Chers catéchumènes, en cette nuit sainte, nous venons juste avant l’Evangile de chanter l’Alleluia. Cet Alleluia, nous en avions jeûné tout le Carême pour qu’il éclate en cette nuit de Pâques, cette nuit de la délivrance et de la lumière, cette nuit de la Résurrection. Alors que dans quelques instants, vous allez être baptisés, plongés dans le bain de la nouvelle naissance, nous voulons chanter avec vous cet Alleluia de Pâques, pour qu’il résonne non seulement dans nos cœurs au terme de ce temps de Pâques, mais aussi dans nos yeux et nos oreilles, sur nos lèvres et par nos mains pour que nous devions des messagers de la joie pascale.
« Proclamez que le Seigneur est bon, éternel est son amour ». Notre chant de l’Alleluia commençait justement par ce verset du psaume 117. En cette nuit, il nous est donné de contempler cet amour éternel de Dieu qui vient au-devant de son peuple, de tous ses enfants. Il nous a créés par amour, et c’était déjà très beau. Il nous sauve par amour, et c’est encore plus beau. C’était une belle chose que vous soyez créés par Dieu, façonnés par lui dès le sein maternel. Jusqu’à ce jour, il n’a cessé de vous aimés comme créatures de sa bonté. Aujourd’hui, en cette nuit sainte de votre baptême, il vous manifeste son amour inconditionnel au point de faire de vous ses amis, et même plus, ses enfants, ses fils et ses filles adoptives. Il est bon, éternel est son amour.
Par cette eau que vous allez recevoir sur vos fronts, le Seigneur va vous manifester sa tendresse et son amour. Ce n’est pas la fin de votre catéchuménat, c’est le début d’une vie nouvelle, celle des enfants de Dieu, celle des membres vivants de l’Eglise qui est le Corps du Christ.
Il va vous laver et vous purifier, il va vous adopter, il va vous nourrir de son Eucharistie, ce pain de la route en attendant d’être pleinement associés à lui dans la gloire du Ciel, quand il voudra, comme il voudra.
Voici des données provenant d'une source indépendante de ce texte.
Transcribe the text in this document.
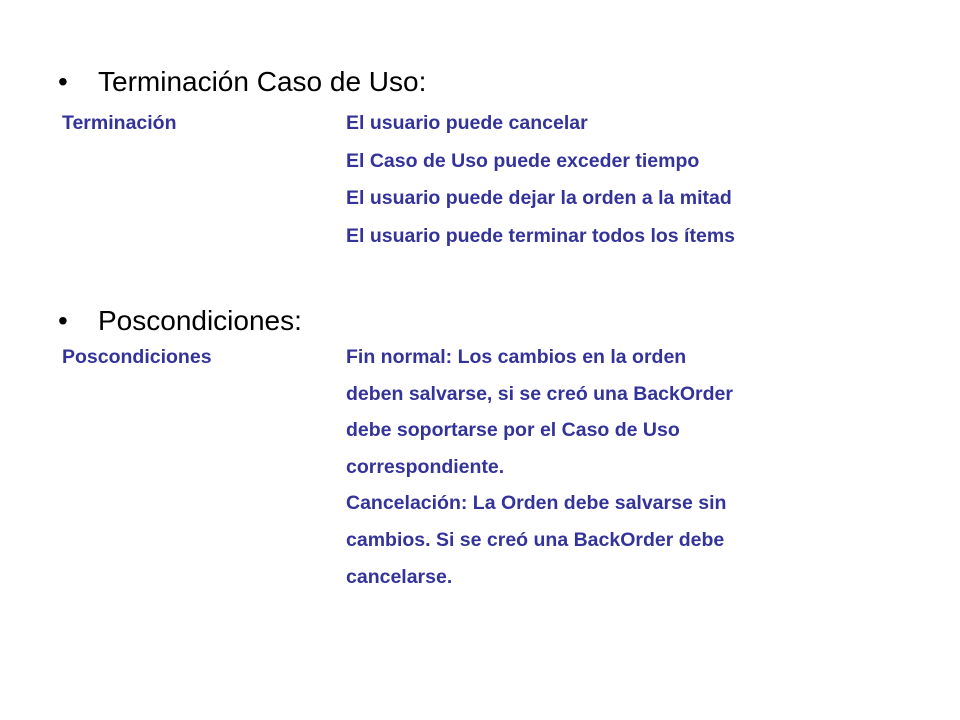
• Terminación Caso de Uso:
Terminación	El usuario puede cancelar
El Caso de Uso puede exceder tiempo
El usuario puede dejar la orden a la mitad
El usuario puede terminar todos los ítems
• Poscondiciones:
Poscondiciones	Fin normal: Los cambios en la orden
deben salvarse, si se creó una BackOrder
debe soportarse por el Caso de Uso
correspondiente.
Cancelación: La Orden debe salvarse sin
cambios. Si se creó una BackOrder debe
cancelarse.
Proclamez que le Seigneur est bon, éternel est son amour. Comme garder pour soi un tel amour qui nous aura transformer le cœur et nos existences ? comment garder pour soi Celui qui vous fait vivre et qui venu faire irruption dans vos vies au point, non seulement de le connaître, mais aussi de l’aimer et de le suivre pas à pas, jour après jour ?
Déjà, le pape François nous interrogeait tous en 2013 quand il disait : « Mais, quel est cet amour qui ne ressent pas la nécessité de parler de l’être aimé, de le montrer, de le faire connaître ? Si nous ne ressentons pas l’intense désir de le communiquer, il est nécessaire de prendre le temps de lui demander dans la prière qu’il vienne nous séduire. » (§ 264)
Chers futurs baptisés, ce soir vous voilà sans prévenir, comme investis de 2 missions. La première est de rayonner de ce que vous avez reçu : cette rencontre avec le Christ ressuscité, cette réponse d’amour qui sollicite également votre intelligence, cet amour inconditionnel de Dieu qui vient faire de vous ses enfants bien aimés. Mais il y a en a une seconde, si vous le voulez bien : d’attendre de nous, les vieux baptisés, que nous soyons au diapason de ce que nous célébrons et annonçons. Que nous-mêmes, nous laissions être rejoints par le Christ ressuscités, que nous répondions avec notre amour et notre intelligence, et que nous accueillons cet amour inconditionnel et notre condition d’enfants de Dieu.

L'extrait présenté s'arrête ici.